MSTR’s implied volatility stands at 114.15%, and with an IV percentile of 95.62%, current option volatility is firmly in the elevated range, indicating that options are priced expensively versus their own historical levels. The IV/HV ratio of 1.17 also suggests implied volatility is running above realized volatility, reinforcing that the market is assigning a meaningful premium to future price uncertainty. In this setup, outright option purchases face a relatively high volatility cost, while premium-selling structures or defined-risk spreads may offer a more efficient way to express a view. The Call/Put volume ratio is 1.74.

Large Trades

A put sale worth $6.38 million was the largest single trade, with 5,000 contracts sold on the December 17, 2027 $50.00 put. With MSTR referenced at $93.87, this strike was deeply out of the money, making the position a bullish premium-selling trade rather than an immediate downside bet. By selling far-below-market puts, the trader was effectively expressing confidence that the stock is unlikely to collapse toward $50.00 by expiration, while collecting premium and potentially accepting the obligation to buy shares at a much lower level if assigned. Strategically, this points to constructive long-term sentiment and a willingness to get long only on a major drawdown.

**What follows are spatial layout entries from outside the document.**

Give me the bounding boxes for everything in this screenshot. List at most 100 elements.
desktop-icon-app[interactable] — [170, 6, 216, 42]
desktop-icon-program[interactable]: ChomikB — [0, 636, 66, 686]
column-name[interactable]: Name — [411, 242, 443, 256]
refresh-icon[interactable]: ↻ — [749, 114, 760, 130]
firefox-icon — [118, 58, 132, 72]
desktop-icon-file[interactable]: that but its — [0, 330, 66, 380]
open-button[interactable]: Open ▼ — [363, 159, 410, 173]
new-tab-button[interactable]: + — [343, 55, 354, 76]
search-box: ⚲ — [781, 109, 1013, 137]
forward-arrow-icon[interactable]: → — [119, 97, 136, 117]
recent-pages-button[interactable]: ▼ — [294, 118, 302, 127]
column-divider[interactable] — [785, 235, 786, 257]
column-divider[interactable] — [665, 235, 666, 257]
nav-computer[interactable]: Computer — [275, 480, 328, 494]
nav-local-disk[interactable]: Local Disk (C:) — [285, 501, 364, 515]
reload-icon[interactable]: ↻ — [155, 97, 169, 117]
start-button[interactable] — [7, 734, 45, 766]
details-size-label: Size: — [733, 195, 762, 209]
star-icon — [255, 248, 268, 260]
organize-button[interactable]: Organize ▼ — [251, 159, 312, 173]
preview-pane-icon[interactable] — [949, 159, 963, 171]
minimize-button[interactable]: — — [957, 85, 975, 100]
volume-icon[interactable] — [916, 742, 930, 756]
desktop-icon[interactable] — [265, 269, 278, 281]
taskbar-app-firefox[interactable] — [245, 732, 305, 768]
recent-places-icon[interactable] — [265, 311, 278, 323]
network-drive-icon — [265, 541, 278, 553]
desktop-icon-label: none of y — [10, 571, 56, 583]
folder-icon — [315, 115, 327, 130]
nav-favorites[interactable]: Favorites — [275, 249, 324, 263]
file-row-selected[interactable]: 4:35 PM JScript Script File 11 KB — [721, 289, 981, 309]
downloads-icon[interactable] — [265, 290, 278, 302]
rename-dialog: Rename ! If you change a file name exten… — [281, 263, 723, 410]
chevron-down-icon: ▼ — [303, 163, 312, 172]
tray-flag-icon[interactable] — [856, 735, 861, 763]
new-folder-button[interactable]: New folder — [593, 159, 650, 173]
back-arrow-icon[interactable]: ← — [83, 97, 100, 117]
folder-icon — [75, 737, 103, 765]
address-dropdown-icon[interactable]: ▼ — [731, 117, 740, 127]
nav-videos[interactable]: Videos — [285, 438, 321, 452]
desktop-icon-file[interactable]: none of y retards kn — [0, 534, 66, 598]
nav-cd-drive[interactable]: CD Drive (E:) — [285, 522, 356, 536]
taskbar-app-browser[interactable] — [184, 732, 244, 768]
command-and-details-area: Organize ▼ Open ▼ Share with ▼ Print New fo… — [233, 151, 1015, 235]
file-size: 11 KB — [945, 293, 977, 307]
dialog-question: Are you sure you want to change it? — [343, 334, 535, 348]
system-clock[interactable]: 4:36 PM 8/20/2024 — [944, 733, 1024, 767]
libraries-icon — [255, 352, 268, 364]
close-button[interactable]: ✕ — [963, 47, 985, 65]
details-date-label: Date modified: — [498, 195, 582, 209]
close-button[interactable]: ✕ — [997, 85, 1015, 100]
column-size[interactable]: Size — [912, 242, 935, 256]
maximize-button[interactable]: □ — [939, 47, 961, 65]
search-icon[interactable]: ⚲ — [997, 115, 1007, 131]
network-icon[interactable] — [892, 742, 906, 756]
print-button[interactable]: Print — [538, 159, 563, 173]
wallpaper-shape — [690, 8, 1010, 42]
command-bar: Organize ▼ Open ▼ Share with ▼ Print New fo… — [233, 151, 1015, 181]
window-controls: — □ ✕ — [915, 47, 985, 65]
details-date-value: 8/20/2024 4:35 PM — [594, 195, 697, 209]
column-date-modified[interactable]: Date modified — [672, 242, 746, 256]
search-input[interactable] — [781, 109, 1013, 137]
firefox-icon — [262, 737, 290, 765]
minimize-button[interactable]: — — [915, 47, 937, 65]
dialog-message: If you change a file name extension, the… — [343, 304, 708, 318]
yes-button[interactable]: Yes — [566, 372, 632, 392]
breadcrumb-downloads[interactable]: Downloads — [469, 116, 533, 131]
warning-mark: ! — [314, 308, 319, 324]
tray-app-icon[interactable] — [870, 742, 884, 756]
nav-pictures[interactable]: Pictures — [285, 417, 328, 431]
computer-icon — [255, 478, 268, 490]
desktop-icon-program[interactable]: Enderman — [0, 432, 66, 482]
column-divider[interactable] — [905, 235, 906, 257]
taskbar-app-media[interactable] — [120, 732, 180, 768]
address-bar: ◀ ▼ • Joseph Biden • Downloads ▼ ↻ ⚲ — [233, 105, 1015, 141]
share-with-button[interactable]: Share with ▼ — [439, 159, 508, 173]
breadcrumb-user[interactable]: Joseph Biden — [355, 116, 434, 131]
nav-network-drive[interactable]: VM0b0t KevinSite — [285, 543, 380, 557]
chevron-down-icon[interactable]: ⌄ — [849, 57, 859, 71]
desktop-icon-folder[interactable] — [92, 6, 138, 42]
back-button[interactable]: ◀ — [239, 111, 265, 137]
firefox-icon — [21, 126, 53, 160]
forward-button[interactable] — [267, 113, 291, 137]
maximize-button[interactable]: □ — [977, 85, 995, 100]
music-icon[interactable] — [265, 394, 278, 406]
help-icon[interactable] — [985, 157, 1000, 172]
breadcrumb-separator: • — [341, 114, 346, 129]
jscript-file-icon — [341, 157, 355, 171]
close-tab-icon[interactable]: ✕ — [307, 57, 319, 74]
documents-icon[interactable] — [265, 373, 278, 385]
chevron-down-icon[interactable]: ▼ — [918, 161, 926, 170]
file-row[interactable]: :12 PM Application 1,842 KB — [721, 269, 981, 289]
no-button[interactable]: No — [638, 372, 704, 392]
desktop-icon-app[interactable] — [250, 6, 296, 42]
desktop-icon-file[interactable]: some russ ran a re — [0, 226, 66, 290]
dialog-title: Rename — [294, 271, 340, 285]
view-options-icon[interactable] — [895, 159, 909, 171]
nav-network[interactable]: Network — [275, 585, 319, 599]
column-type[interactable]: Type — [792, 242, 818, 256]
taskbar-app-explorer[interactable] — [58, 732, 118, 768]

A bear call spread worth $1.43 million was the second highlighted trade, built by selling 2,500 July 17, 2026 $98.50 calls and buying 2,500 July 17, 2026 $105.00 calls, for a net credit structure. Both strikes were out of the money versus the $93.87 stock reference, and the spread reflects a defined-risk bearish call strategy. The trader collected premium upfront by capping upside exposure through the long $105.00 call, indicating a view that MSTR is unlikely to rally materially above the lower short-call strike by expiration. This is best interpreted as a bearish-to-rangebound positioning trade focused on premium collection with controlled risk.

Overall, large-trade sentiment was still clearly bullish, with total bullish flow at $8.31 million versus $1.90 million in bearish flow, leaving a net bullish difference of $6.41 million. The directional judgment is therefore decisively bullish. Even though there was meaningful bearish call-spread activity and several premium-selling call structures that suggest expectations for capped upside or near-term consolidation, the flow was dominated by bullish positioning, especially the very large out-of-the-money put sale and additional call-buying activity elsewhere in the tape. Taken together, the large-trade profile suggests investors remain constructive on MSTR, with the strongest conviction centered on downside support and a reluctance to price in a severe long-term breakdown.

Strategy Reference

A seller seeking low assignment probability could consider selling deep OTM puts like the $50.00 strike for 2027, while a trader preferring not to post significant margin might implement a defined-risk credit spread, such as the bear call spread observed between the $98.50 and $105.00 strikes.

Disclaimer: Investing carries risk. This is not financial advice. The above content should not be regarded as an offer, recommendation, or solicitation on acquiring or disposing of any financial products, any associated discussions, comments, or posts by author or other users should not be considered as such either. It is solely for general information purpose only, which does not consider your own investment objectives, financial situations or needs. TTM assumes no responsibility or warranty for the accuracy and completeness of the information, investors should do their own research and may seek professional advice before investing.